Siamo a fine agosto in quel del Lido di Venezia, ma non è il caldo torrido a metterci alla prova mentre saliamo l'ampia scalinata del Palazzo del Casinò, quanto l'appuntamento che ci attendo: l'intervista al maestro del cinema giapponese Kiyoshi Kurosawa, che seguiamo con ammirazione da sempre. Scalino dopo scalino ci vengono in mente le sue opere: Pulse, Tokyo Sonata, Cure (che tra l'altro è arrivato nelle nostre sale, colpevolmente in ritardo, proprio questo mese), ma anche il nuovo titolo presentato proprio alla Mostra del Cinema di Venezia, Cloud. Ci ripetiamo che non è il suo film più riuscito, eppure da quando l'abbiamo visto continua a tornarci in mente.

È la storia di Ryosuke Yoshi, che lavora in una piccola azienda, ma guadagna soprattutto come rivenditore online con il nickname di Ratel, vendendo di tutto dalle borse a materiale medico ed action figure. Per lui c'è un'unica regola, alla base dei suoi affari: comprare a poco e rivendere a prezzo nettamente maggiorato. Quando questa attività online ha un boom, Ryosuke lascia il suo lavoro ufficiale per dedicarvisi, ma le cose finiscono presto per sfuggirgli di mano.
Come nasce Cloud di Kiyoshi Kurosawa

La prima curiosità, la prima domanda che poniamo a Kiyoshi Kurosawa riguarda la genesi del progetto, di un film che ci è apparso da subito diverso da quello a cui il regista ci aveva abituati. "Il punto di partenza è stata la mia voglia di girare un film d'azione, come quelli che fanno a Hollywood" ci ha detto Kurosawa, "ma non volevo farlo in modo convenzionale parlando di yakuza e mafia o di militari. Volevo parlare di gente comune, che porta avanti una vita normale e finisce per trovarsi nel mezzo dell'azione." Un punto di partenza molto interessante e spiazzante, a cui il regista ha abbinato una componente reale: "ho attinto anche alla realtà, incuriosito dalle notizie di persone che partendo da internet e dalla violenza virtuale passa ad azioni reali, ma anche ai tanti rivenditori online che vanno per la maggiore anche in Giappone. Tanti ingredienti che ho messo insieme per fare un film d'azione."
La "normalità" della sequenza d'azione
E proprio all'azione ci ricolleghiamo, ripensando alla complessa sequenza d'azione finale. Quanto è stato difficile girarla? "Le parti d'azione sono sempre quelle più difficili, oltre che ovviamente anche le più costose dei film, perché parallelamente va pensato anche alla sicurezza di tutti sul set.

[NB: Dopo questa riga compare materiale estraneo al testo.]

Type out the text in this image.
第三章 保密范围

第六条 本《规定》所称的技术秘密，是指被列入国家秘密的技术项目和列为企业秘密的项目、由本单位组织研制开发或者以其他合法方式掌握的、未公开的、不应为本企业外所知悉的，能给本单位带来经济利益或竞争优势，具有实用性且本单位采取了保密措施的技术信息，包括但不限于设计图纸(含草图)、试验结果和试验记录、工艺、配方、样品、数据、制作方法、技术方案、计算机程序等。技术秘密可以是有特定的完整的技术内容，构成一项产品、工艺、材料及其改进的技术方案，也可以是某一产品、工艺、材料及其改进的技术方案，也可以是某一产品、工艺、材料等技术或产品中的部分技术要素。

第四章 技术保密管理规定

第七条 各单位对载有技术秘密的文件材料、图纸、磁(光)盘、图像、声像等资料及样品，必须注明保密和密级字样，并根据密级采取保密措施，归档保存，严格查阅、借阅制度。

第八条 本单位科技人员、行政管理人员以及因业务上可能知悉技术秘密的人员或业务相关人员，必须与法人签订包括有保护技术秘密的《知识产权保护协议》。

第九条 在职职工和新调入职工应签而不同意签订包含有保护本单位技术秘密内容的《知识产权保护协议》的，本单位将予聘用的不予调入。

Però devo dire che in questo caso è stato piuttosto semplice, perché non si trattava di fare acrobazie spettacolari, perché dovevo mettere in scena persone normali che magari vedevano una pistola per la prima volta nella sua vita." Si torna al punto precedente, al voler raccontare persone normali in situazioni straordinarie. "In questo senso è stato piuttosto facile da riprendere, perché non richiedeva tecniche o stunt fuori dal comune" ma piuttosto un'ordinarietà e normalità dell'azione.

Persone normali in situazioni straordinarie, quindi, anche in quanto all'azione, ma come ha scelto il cast per ottenere questo effetto? "Mentre scrivevo la sceneggiatura, pensavo che sarebbe stato interessante avere come protagonista Masaki Suda, ma ancora non sapevo se sarebbe stato possibile. Quando ho avuto l'occasione di fargli leggere lo script, ha accettato subito e ne sono stato contentissimo. È uno degli attori più popolari oggi in Giappone, ha fatto qualunque tipo di ruolo ed è bravissimo. È riuscito a mostrare un'ambiguità che ha la gente comune, senza mostrarsi né buono né cattivo. Con la maggior parte degli altri attori era la prima volta che lavoravo e mi hanno stupito tutti in positivo."
Lasciare il segno

Come detto anche in apertura, Cloud non è il nostro film preferito di Kiyoshi Kurosawa, ma è comunque un titolo che ci è rimasto dentro, a cui abbiamo continuato a pensare per giorni dopo la visione. È la forza di un grande autore, che sa lasciare il segno. Secondo lui è importante che un cineasta abbia questa capacità, che riesca a infilarsi sotto la pelle dello spettatore? "Non ragiono spesso su cosa pensano gli spettatori, perché se ci pensassi troppo non riuscirei più a fare i film. Però per mia attitudine lascio sempre un'apertura, lascio sempre qualcosa in sospeso che lo spettatore può interpretare. Secondo me è necessaria una partecipazione di chi guarda, che usi la sua fantasia per andare a riempire i vuoti." Ed è un modo di lavorare che a noi ha sempre colpito molto.